Correa was found guilty of second-degree manslaughter in January after a jury trial, and was sentenced today by Brooklyn Supreme Court Justice Jane Tully to 20 years in prison and five years of post-release supervision. 

gary correa sentenced in fatal stabbing
Bushwick native Gary Correa was sentenced to 20 years in prison for fatally stabbing Greenpoint playwright George Carroll in 2017. NYPD

“This was a brutal and unprovoked attack that left an innocent man dead and his wife forever traumatized,” Gonzalez said in a release. “Nothing will bring George Carroll back, but with today’s sentence we have obtained a measure of justice and ensured that this defendant will no longer be a threat to anyone else in our community.”

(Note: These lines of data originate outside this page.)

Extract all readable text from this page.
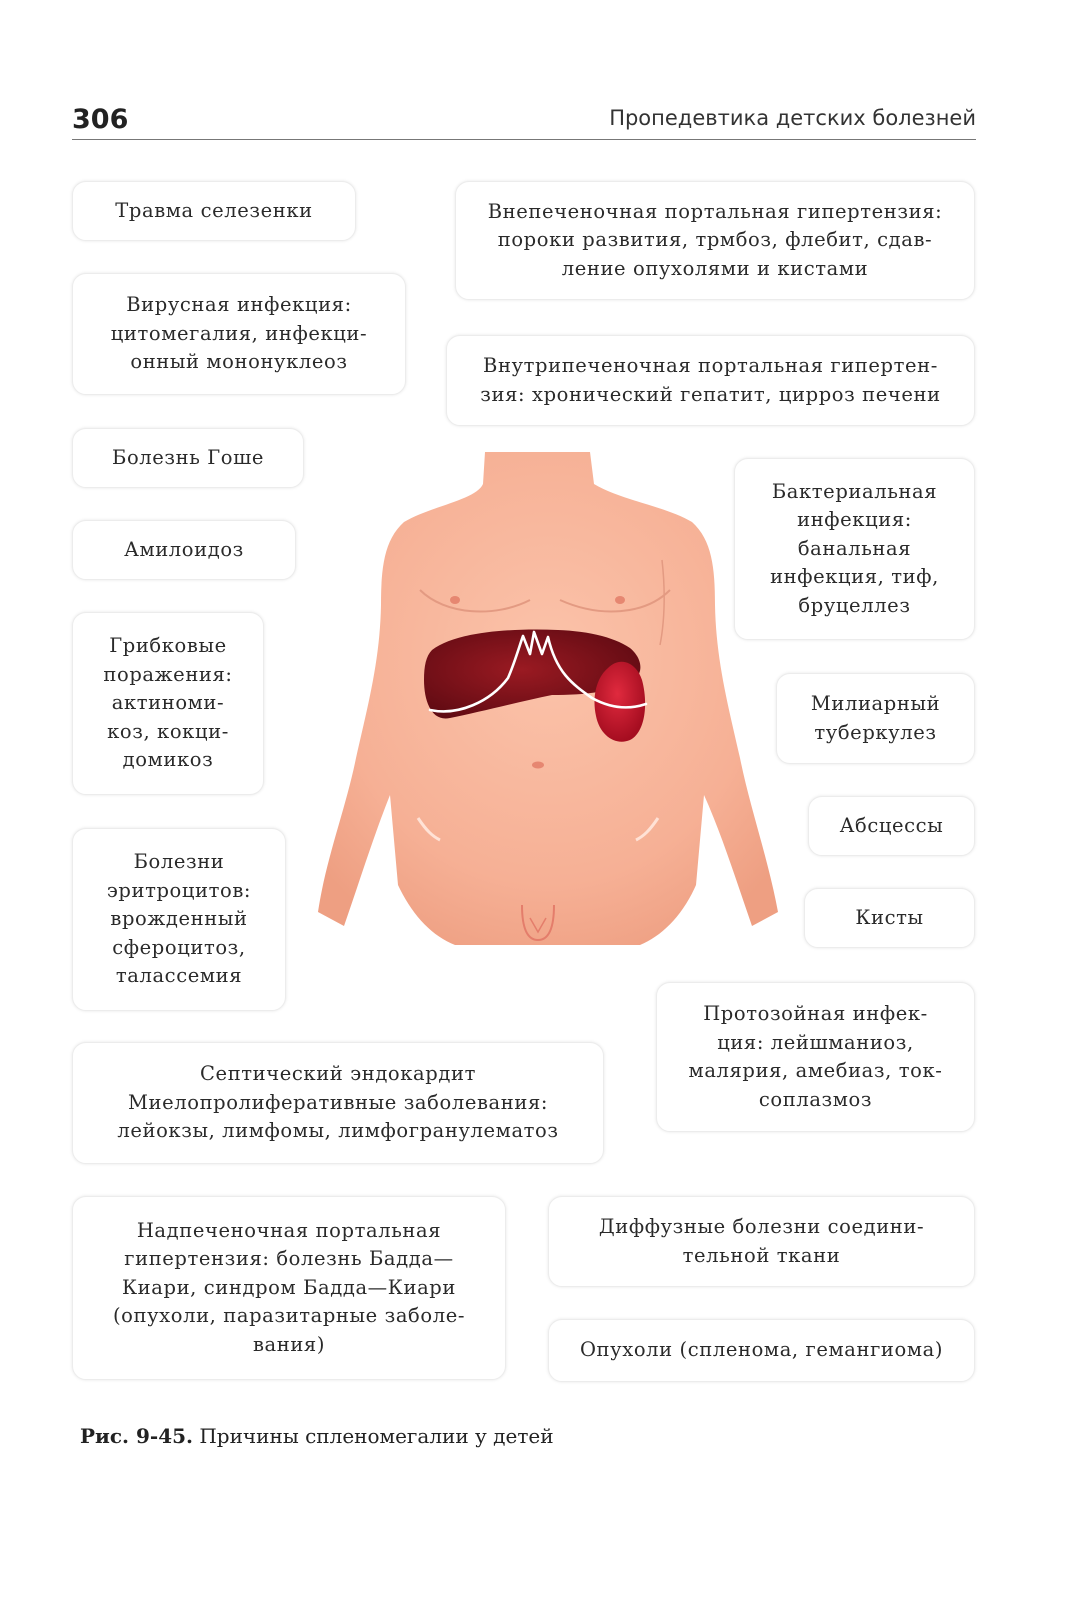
306	Пропедевтика детских болезней
Травма селезенки	Внепеченочная портальная гипертензия:
пороки развития, трмбоз, флебит, сдав-
ление опухолями и кистами
Вирусная инфекция:
цитомегалия, инфекци-
онный мононуклеоз	Внутрипеченочная портальная гипертен-
зия: хронический гепатит, цирроз печени
Болезнь Гоше
Бактериальная
инфекция:
банальная
инфекция, тиф,
бруцеллез
Амилоидоз
Грибковые
поражения:
актиноми-
коз, кокци-
домикоз
Милиарный
туберкулез
Абсцессы
Болезни
эритроцитов:
врожденный
сфероцитоз,
талассемия
Кисты
Протозойная инфек-
ция: лейшманиоз,
малярия, амебиаз, ток-
соплазмоз
Септический эндокардит
Миелопролиферативные заболевания:
лейокзы, лимфомы, лимфогранулематоз
Надпеченочная портальная
гипертензия: болезнь Бадда—
Киари, синдром Бадда—Киари
(опухоли, паразитарные заболе-
вания)
Диффузные болезни соедини-
тельной ткани
Опухоли (спленома, гемангиома)
Рис. 9-45. Причины спленомегалии у детей
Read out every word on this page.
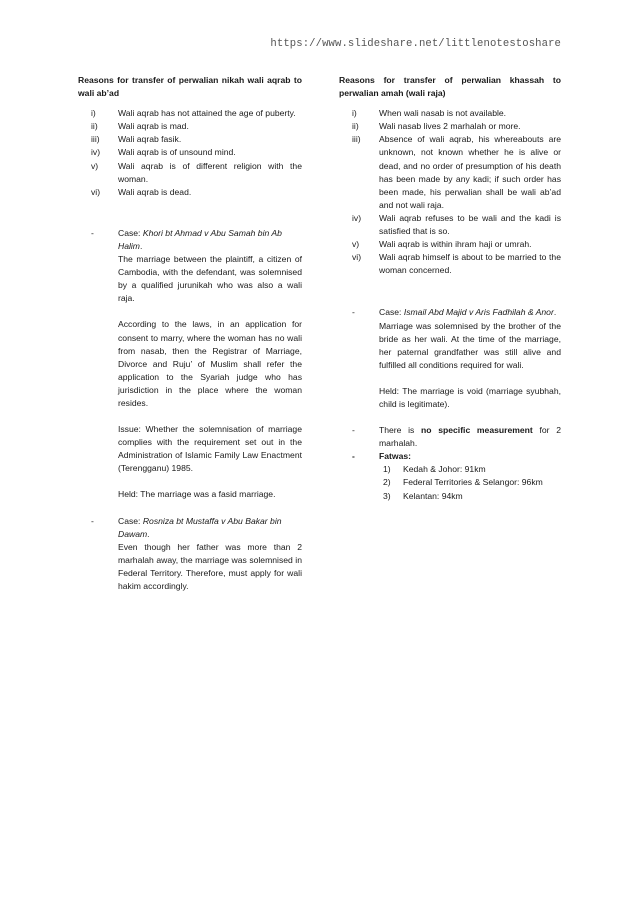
https://www.slideshare.net/littlenotestoshare
Reasons for transfer of perwalian nikah wali aqrab to wali ab’ad
i)	Wali aqrab has not attained the age of puberty.
ii)	Wali aqrab is mad.
iii)	Wali aqrab fasik.
iv)	Wali aqrab is of unsound mind.
v)	Wali aqrab is of different religion with the woman.
vi)	Wali aqrab is dead.
-	Case: Khori bt Ahmad v Abu Samah bin Ab Halim.

The marriage between the plaintiff, a citizen of Cambodia, with the defendant, was solemnised by a qualified jurunikah who was also a wali raja.

According to the laws, in an application for consent to marry, where the woman has no wali from nasab, then the Registrar of Marriage, Divorce and Ruju’ of Muslim shall refer the application to the Syariah judge who has jurisdiction in the place where the woman resides.

Issue: Whether the solemnisation of marriage complies with the requirement set out in the Administration of Islamic Family Law Enactment (Terengganu) 1985.

Held: The marriage was a fasid marriage.

-	Case: Rosniza bt Mustaffa v Abu Bakar bin Dawam.

Even though her father was more than 2 marhalah away, the marriage was solemnised in Federal Territory. Therefore, must apply for wali hakim accordingly.

Reasons for transfer of perwalian khassah to perwalian amah (wali raja)
i)	When wali nasab is not available.
ii)	Wali nasab lives 2 marhalah or more.
iii)	Absence of wali aqrab, his whereabouts are unknown, not known whether he is alive or dead, and no order of presumption of his death has been made by any kadi; if such order has been made, his perwalian shall be wali ab’ad and not wali raja.
iv)	Wali aqrab refuses to be wali and the kadi is satisfied that is so.
v)	Wali aqrab is within ihram haji or umrah.
vi)	Wali aqrab himself is about to be married to the woman concerned.
-	Case: Ismail Abd Majid v Aris Fadhilah & Anor.

Marriage was solemnised by the brother of the bride as her wali. At the time of the marriage, her paternal grandfather was still alive and fulfilled all conditions required for wali.

Held: The marriage is void (marriage syubhah, child is legitimate).

-	There is no specific measurement for 2 marhalah.

-	Fatwas:

1)	Kedah & Johor: 91km
2)	Federal Territories & Selangor: 96km
3)	Kelantan: 94km
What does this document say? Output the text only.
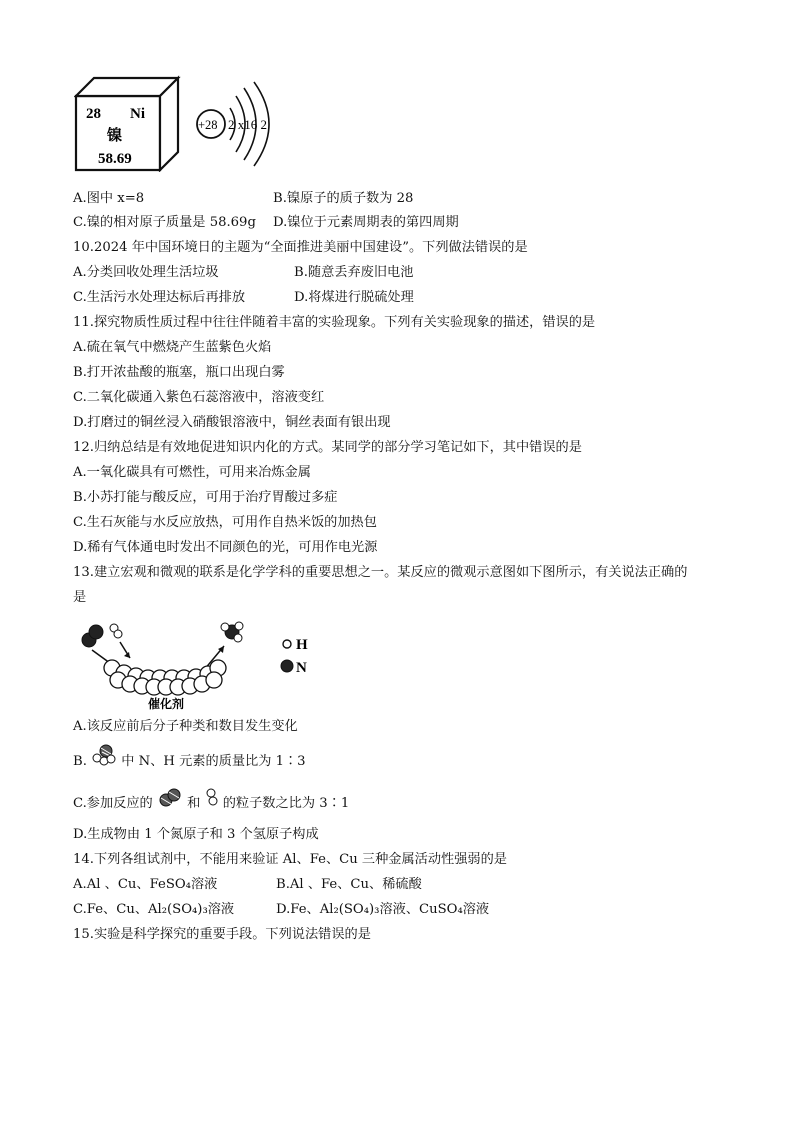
28 Ni
镍
58.69
+28 2 x16 2
A.图中 x=8	B.镍原子的质子数为 28
C.镍的相对原子质量是 58.69g D.镍位于元素周期表的第四周期
10.2024 年中国环境日的主题为“全面推进美丽中国建设”。下列做法错误的是
A.分类回收处理生活垃圾	B.随意丢弃废旧电池
C.生活污水处理达标后再排放	D.将煤进行脱硫处理
11.探究物质性质过程中往往伴随着丰富的实验现象。下列有关实验现象的描述，错误的是
A.硫在氧气中燃烧产生蓝紫色火焰
B.打开浓盐酸的瓶塞，瓶口出现白雾
C.二氧化碳通入紫色石蕊溶液中，溶液变红
D.打磨过的铜丝浸入硝酸银溶液中，铜丝表面有银出现
12.归纳总结是有效地促进知识内化的方式。某同学的部分学习笔记如下，其中错误的是
A.一氧化碳具有可燃性，可用来冶炼金属
B.小苏打能与酸反应，可用于治疗胃酸过多症
C.生石灰能与水反应放热，可用作自热米饭的加热包
D.稀有气体通电时发出不同颜色的光，可用作电光源
13.建立宏观和微观的联系是化学学科的重要思想之一。某反应的微观示意图如下图所示，有关说法正确的
是
催化剂
H
N
A.该反应前后分子种类和数目发生变化
B.	中 N、H 元素的质量比为 1∶3
C.参加反应的	和 的粒子数之比为 3∶1
D.生成物由 1 个氮原子和 3 个氢原子构成
14.下列各组试剂中，不能用来验证 Al、Fe、Cu 三种金属活动性强弱的是
A.Al 、Cu、FeSO₄溶液	B.Al 、Fe、Cu、稀硫酸
C.Fe、Cu、Al₂(SO₄)₃溶液	D.Fe、Al₂(SO₄)₃溶液、CuSO₄溶液
15.实验是科学探究的重要手段。下列说法错误的是
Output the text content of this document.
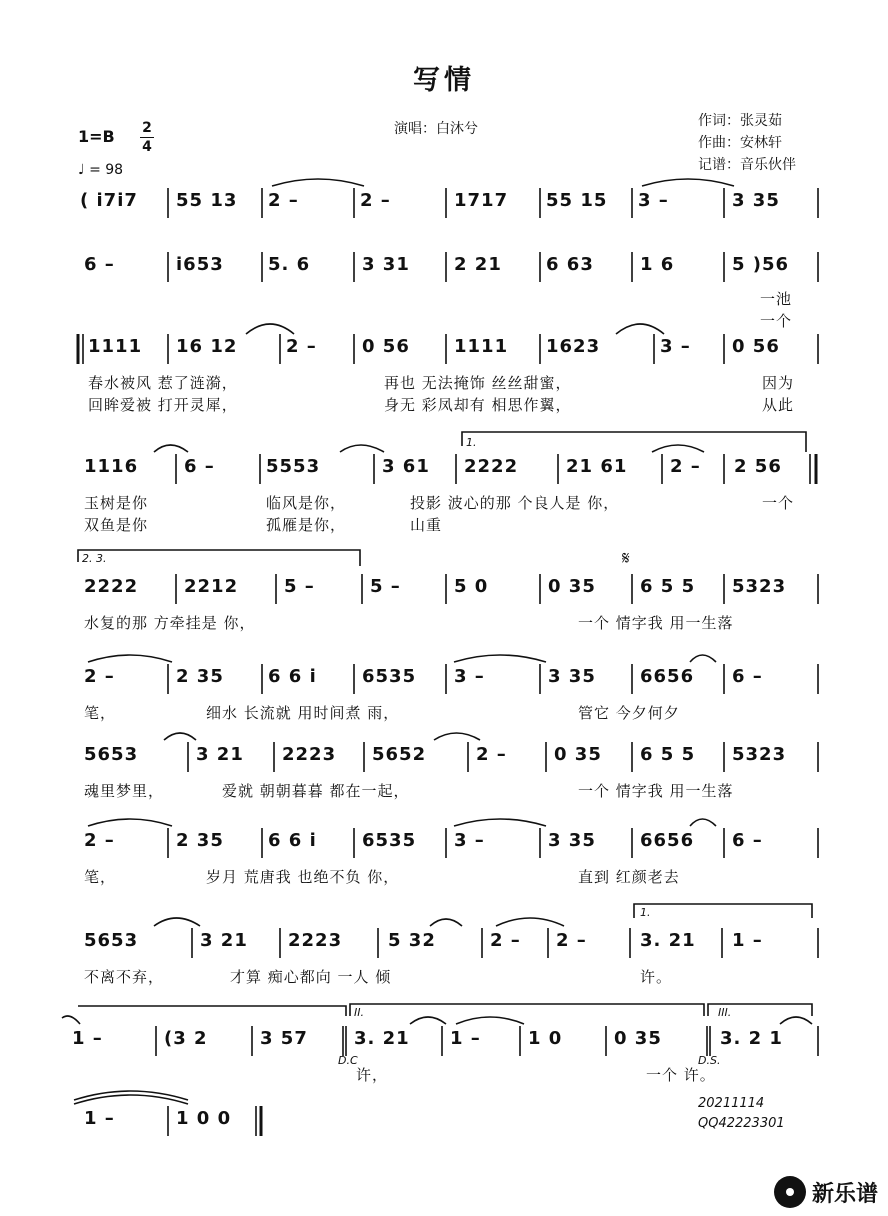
写情
演唱：白沐兮	作词：张灵茹
作曲：安林轩
记谱：音乐伙伴
1=B 2
4
♩ = 98
( i7i7 55 13 2 –	2 –	1717 55 15 3 –	3 35
6 –	i653 5. 6	3 31 2 21 6 63	1 6	5 )56
一池
一个
1111 16 12	2 –	0 56 1111 1623	3 – 0 56
春水被风 惹了涟漪，	再也 无法掩饰 丝丝甜蜜，	因为
回眸爱被 打开灵犀，	身无 彩凤却有 相思作翼，	从此
1116	6 –	5553	3 61 2222	21 61 2 – 2 56
玉树是你	临风是你，	投影 波心的那 个良人是 你，	一个
双鱼是你	孤雁是你，	山重
2222	2212	5 –	5 –	5 0	0 35 6 5 5 5323
水复的那 方牵挂是 你，	一个 情字我 用一生落
2 –	2 35 6 6 i	6535 3 –	3 35 6656 6 –
笔，	细水 长流就 用时间煮 雨，	管它 今夕何夕
5653	3 21 2223 5652	2 –	0 35 6 5 5 5323
魂里梦里，	爱就 朝朝暮暮 都在一起，	一个 情字我 用一生落
2 –	2 35 6 6 i	6535 3 –	3 35 6656 6 –
笔，	岁月 荒唐我 也绝不负 你，	直到 红颜老去
5653	3 21 2223	5 32	2 – 2 –	3. 21 1 –
不离不弃，	才算 痴心都向 一人 倾	许。
1 –	(3 2	3 57	3. 21 1 –	1 0	0 35	3. 2 1
许，	一个 许。
1 –	1 0 0
1.
2. 3.
1.
II.	III.
D.C	D.S.
𝄋
20211114
QQ42223301
新乐谱
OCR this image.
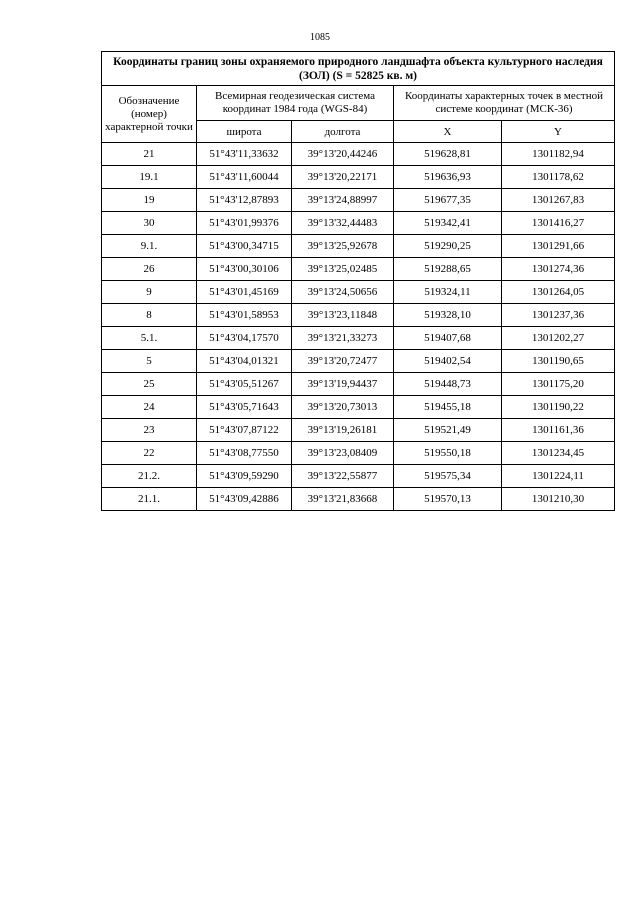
1085
Координаты границ зоны охраняемого природного ландшафта объекта культурного наследия (ЗОЛ) (S = 52825 кв. м)				
Обозначение (номер) характерной точки	Всемирная геодезическая система координат 1984 года (WGS-84)		Координаты характерных точек в местной системе координат (МСК-36)	
	широта	долгота	X	Y
21	51°43'11,33632	39°13'20,44246	519628,81	1301182,94
19.1	51°43'11,60044	39°13'20,22171	519636,93	1301178,62
19	51°43'12,87893	39°13'24,88997	519677,35	1301267,83
30	51°43'01,99376	39°13'32,44483	519342,41	1301416,27
9.1.	51°43'00,34715	39°13'25,92678	519290,25	1301291,66
26	51°43'00,30106	39°13'25,02485	519288,65	1301274,36
9	51°43'01,45169	39°13'24,50656	519324,11	1301264,05
8	51°43'01,58953	39°13'23,11848	519328,10	1301237,36
5.1.	51°43'04,17570	39°13'21,33273	519407,68	1301202,27
5	51°43'04,01321	39°13'20,72477	519402,54	1301190,65
25	51°43'05,51267	39°13'19,94437	519448,73	1301175,20
24	51°43'05,71643	39°13'20,73013	519455,18	1301190,22
23	51°43'07,87122	39°13'19,26181	519521,49	1301161,36
22	51°43'08,77550	39°13'23,08409	519550,18	1301234,45
21.2.	51°43'09,59290	39°13'22,55877	519575,34	1301224,11
21.1.	51°43'09,42886	39°13'21,83668	519570,13	1301210,30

Carroll, a native Texan best known for writing the play “The Tragedy of Tupac Amaru Shakur or Who Shot Me?,” was less than a block from his home when he was killed. New Yorkers donated more than $24,000 to an online GoFundMe organized by his wife, Christina, to cover funeral expenses. 

“My husband’s death is officially a homicide,” Christina wrote on the page in 2017. “George was a victim of a random act of violence and his death was unexpected. George was a proud Texan, playwright and actor who loved deeply and passionately. He moved to NYC, in 2001, to pursue his dreams. He was fiercely loyal, and stood up for what was right.”

On December 1, 2021, Christina posted an update to the page, letting donors and supporters know that the trial was beginning.

“Today, December 1st, would’ve been our 9th wedding anniversary,” she wrote. “It’s the first day of the trial, and so it begins…Thank you for keeping us in your prayers.”